來志らいしが、亜由ちゃんと付き合い出したのは、日菜ちゃんの為よ!」


 時恵さんの言葉が、理解出来なくて、心で何度もエコーしているような感じ。


「私の......?」


「亜由ちゃん、日菜ちゃんの家との契約を解除しない代わりに、來志らいしに交際を迫ったのよ!とっさに、偽装交際という条件付きならと、來志らいしは承諾したけど、プライドの高い亜由ちゃんは、とっさに來志らいしから告白されたように広めたようね」


 偽装交際だった......!


 本川さんの家に契約を解除されないようにする為に、サンダーが犠牲になってくれていたの?


「岩神君が、私の為に......」


 サンダーが私の為に、本川さんの条件を飲んでいたなんて思いもしなかった!


 それなのに、私は、そんな事も知らずに、サンダーを忘れようとして、時恵さんの連絡まで無視して......
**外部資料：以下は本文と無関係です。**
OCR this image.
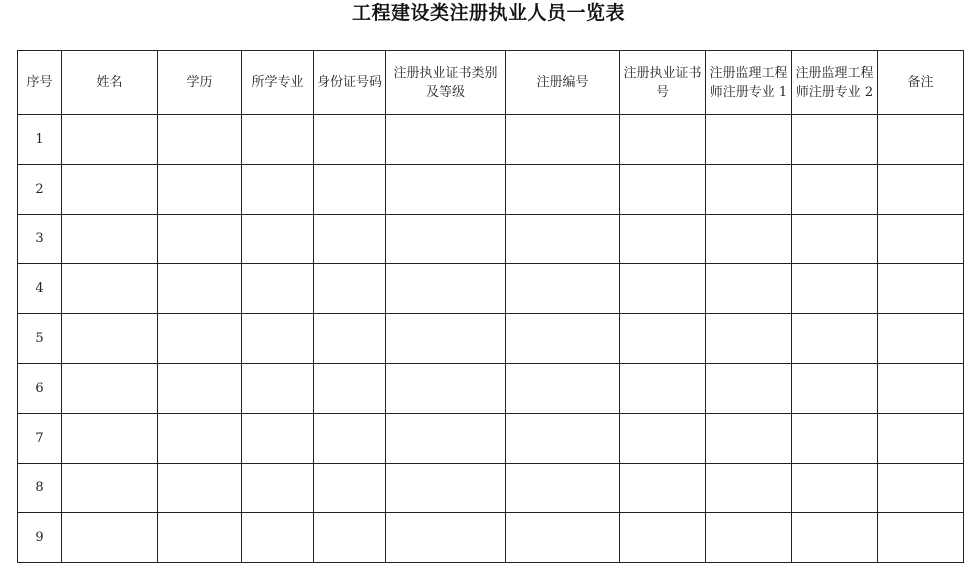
工程建设类注册执业人员一览表
序号	姓名	学历	所学专业	身份证号码	注册执业证书类别及等级	注册编号	注册执业证书号	注册监理工程师注册专业 1	注册监理工程师注册专业 2	备注
1										
2										
3										
4										
5										
6										
7										
8										
9										
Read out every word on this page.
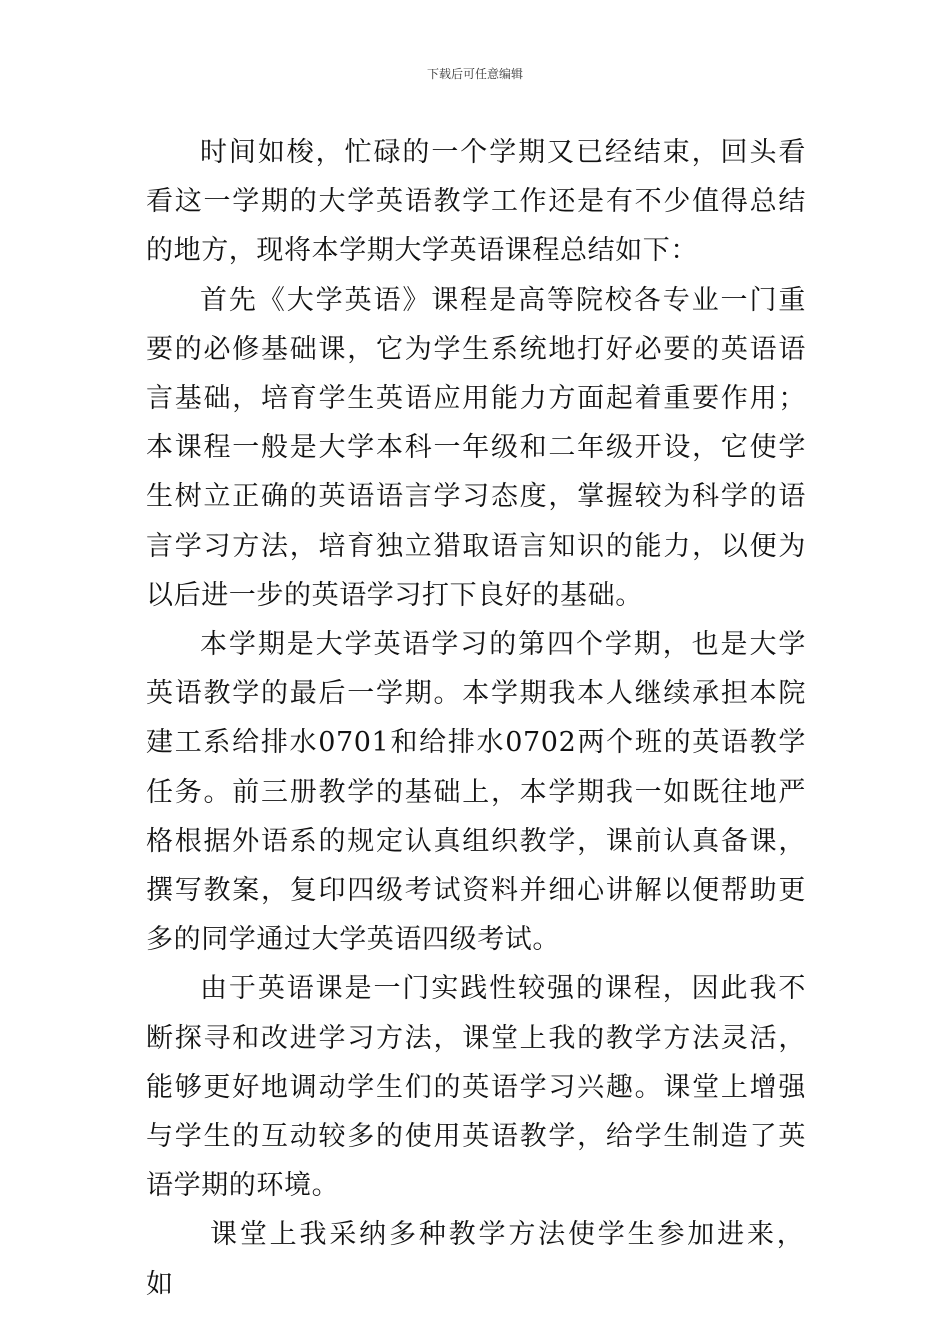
下载后可任意编辑

时间如梭，忙碌的一个学期又已经结束，回头看看这一学期的大学英语教学工作还是有不少值得总结的地方，现将本学期大学英语课程总结如下：

首先《大学英语》课程是高等院校各专业一门重要的必修基础课，它为学生系统地打好必要的英语语言基础，培育学生英语应用能力方面起着重要作用；本课程一般是大学本科一年级和二年级开设，它使学生树立正确的英语语言学习态度，掌握较为科学的语言学习方法，培育独立猎取语言知识的能力，以便为以后进一步的英语学习打下良好的基础。

本学期是大学英语学习的第四个学期，也是大学英语教学的最后一学期。本学期我本人继续承担本院建工系给排水0701和给排水0702两个班的英语教学任务。前三册教学的基础上，本学期我一如既往地严格根据外语系的规定认真组织教学，课前认真备课，撰写教案，复印四级考试资料并细心讲解以便帮助更多的同学通过大学英语四级考试。

由于英语课是一门实践性较强的课程，因此我不断探寻和改进学习方法，课堂上我的教学方法灵活，能够更好地调动学生们的英语学习兴趣。课堂上增强与学生的互动较多的使用英语教学，给学生制造了英语学期的环境。

课堂上我采纳多种教学方法使学生参加进来，如
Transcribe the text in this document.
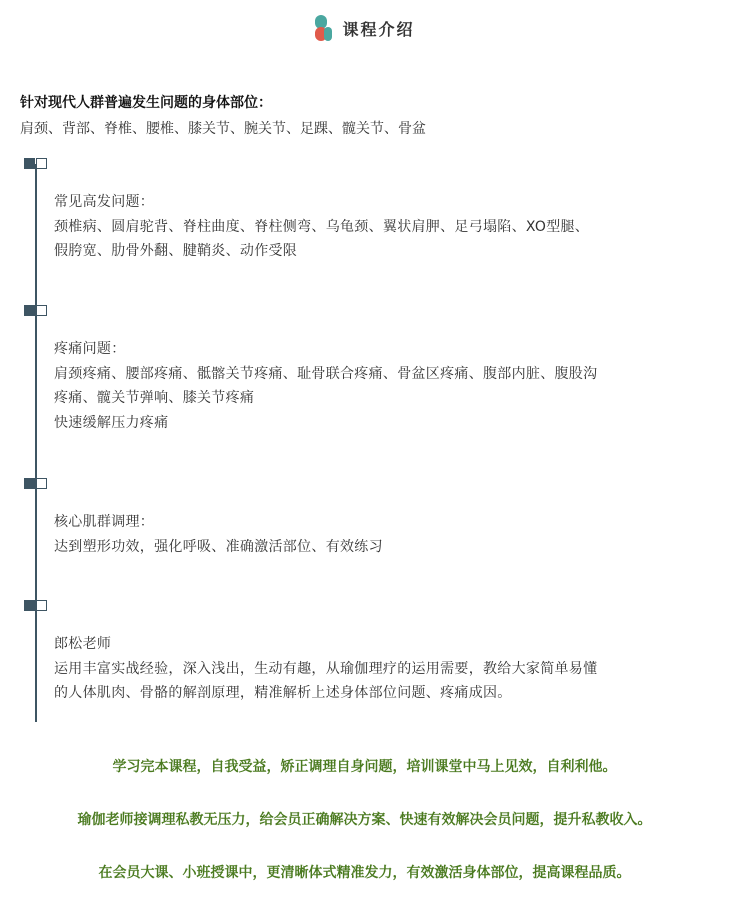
课程介绍
针对现代人群普遍发生问题的身体部位：
肩颈、背部、脊椎、腰椎、膝关节、腕关节、足踝、髋关节、骨盆
常见高发问题：
颈椎病、圆肩驼背、脊柱曲度、脊柱侧弯、乌龟颈、翼状肩胛、足弓塌陷、XO型腿、
假胯宽、肋骨外翻、腱鞘炎、动作受限
疼痛问题：
肩颈疼痛、腰部疼痛、骶髂关节疼痛、耻骨联合疼痛、骨盆区疼痛、腹部内脏、腹股沟
疼痛、髋关节弹响、膝关节疼痛
快速缓解压力疼痛
核心肌群调理：
达到塑形功效，强化呼吸、准确激活部位、有效练习
郎松老师
运用丰富实战经验，深入浅出，生动有趣，从瑜伽理疗的运用需要，教给大家简单易懂
的人体肌肉、骨骼的解剖原理，精准解析上述身体部位问题、疼痛成因。
学习完本课程，自我受益，矫正调理自身问题，培训课堂中马上见效，自利利他。
瑜伽老师接调理私教无压力，给会员正确解决方案、快速有效解决会员问题，提升私教收入。
在会员大课、小班授课中，更清晰体式精准发力，有效激活身体部位，提高课程品质。
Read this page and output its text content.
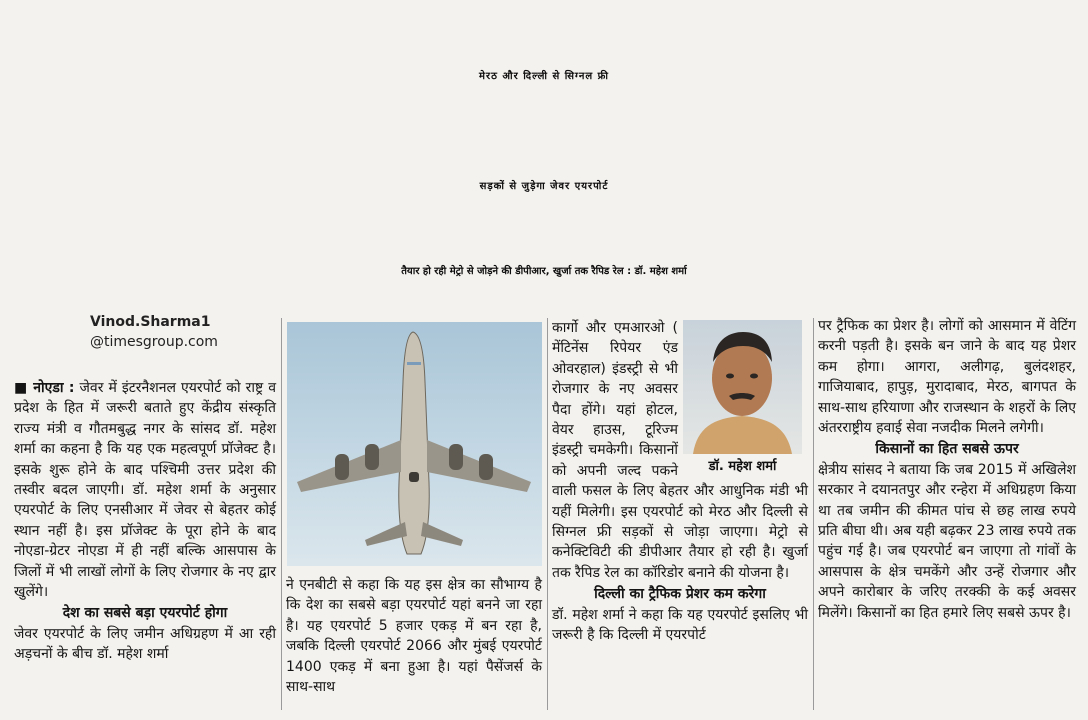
मेरठ और दिल्ली से सिग्नल फ्री
सड़कों से जुड़ेगा जेवर एयरपोर्ट
तैयार हो रही मेट्रो से जोड़ने की डीपीआर, खुर्जा तक रैपिड रेल : डॉ. महेश शर्मा
Vinod.Sharma1
@timesgroup.com
डॉ. महेश शर्मा

■ नोएडा : जेवर में इंटरनैशनल एयरपोर्ट को राष्ट्र व प्रदेश के हित में जरूरी बताते हुए केंद्रीय संस्कृति राज्य मंत्री व गौतमबुद्ध नगर के सांसद डॉ. महेश शर्मा का कहना है कि यह एक महत्वपूर्ण प्रॉजेक्ट है। इसके शुरू होने के बाद पश्चिमी उत्तर प्रदेश की तस्वीर बदल जाएगी। डॉ. महेश शर्मा के अनुसार एयरपोर्ट के लिए एनसीआर में जेवर से बेहतर कोई स्थान नहीं है। इस प्रॉजेक्ट के पूरा होने के बाद नोएडा-ग्रेटर नोएडा में ही नहीं बल्कि आसपास के जिलों में भी लाखों लोगों के लिए रोजगार के नए द्वार खुलेंगे।

देश का सबसे बड़ा एयरपोर्ट होगा

जेवर एयरपोर्ट के लिए जमीन अधिग्रहण में आ रही अड़चनों के बीच डॉ. महेश शर्मा

ने एनबीटी से कहा कि यह इस क्षेत्र का सौभाग्य है कि देश का सबसे बड़ा एयरपोर्ट यहां बनने जा रहा है। यह एयरपोर्ट 5 हजार एकड़ में बन रहा है, जबकि दिल्ली एयरपोर्ट 2066 और मुंबई एयरपोर्ट 1400 एकड़ में बना हुआ है। यहां पैसेंजर्स के साथ-साथ

कार्गो और एमआरओ ( मेंटिनेंस रिपेयर एंड ओवरहाल) इंडस्ट्री से भी रोजगार के नए अवसर पैदा होंगे। यहां होटल, वेयर हाउस, टूरिज्म इंडस्ट्री चमकेगी। किसानों को अपनी जल्द पकने वाली फसल के लिए बेहतर और आधुनिक मंडी भी यहीं मिलेगी। इस एयरपोर्ट को मेरठ और दिल्ली से सिग्नल फ्री सड़कों से जोड़ा जाएगा। मेट्रो से कनेक्टिविटी की डीपीआर तैयार हो रही है। खुर्जा तक रैपिड रेल का कॉरिडोर बनाने की योजना है।

दिल्ली का ट्रैफिक प्रेशर कम करेगा

डॉ. महेश शर्मा ने कहा कि यह एयरपोर्ट इसलिए भी जरूरी है कि दिल्ली में एयरपोर्ट

पर ट्रैफिक का प्रेशर है। लोगों को आसमान में वेटिंग करनी पड़ती है। इसके बन जाने के बाद यह प्रेशर कम होगा। आगरा, अलीगढ़, बुलंदशहर, गाजियाबाद, हापुड़, मुरादाबाद, मेरठ, बागपत के साथ-साथ हरियाणा और राजस्थान के शहरों के लिए अंतरराष्ट्रीय हवाई सेवा नजदीक मिलने लगेगी।

किसानों का हित सबसे ऊपर

क्षेत्रीय सांसद ने बताया कि जब 2015 में अखिलेश सरकार ने दयानतपुर और रन्हेरा में अधिग्रहण किया था तब जमीन की कीमत पांच से छह लाख रुपये प्रति बीघा थी। अब यही बढ़कर 23 लाख रुपये तक पहुंच गई है। जब एयरपोर्ट बन जाएगा तो गांवों के आसपास के क्षेत्र चमकेंगे और उन्हें रोजगार और अपने कारोबार के जरिए तरक्की के कई अवसर मिलेंगे। किसानों का हित हमारे लिए सबसे ऊपर है।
「そんな形で、來志らいしが責任を取る必要無いと思わない?だから、私も考えたのよ。もしも、契約が切られても、亜由ちゃんのお店ほどじゃないけど、私の眼科とか、実家の形成外科の窓口に、お野菜販売用のスペースを用意してあげるから!行きつけのレストランに頼む事も出来るし!とにかく、亜由ちゃんに負けないで!」


「ありがとうございます、時恵さん!」


 サンダーが私の為に自分を犠牲にするのは、絶対にイヤ!


 家の野菜販売の件は、時恵さんが味方に付いてくれる!

 私は、もう、荻川君との交際を受けるかどうかなんかで、頭を悩ませている場合じゃない!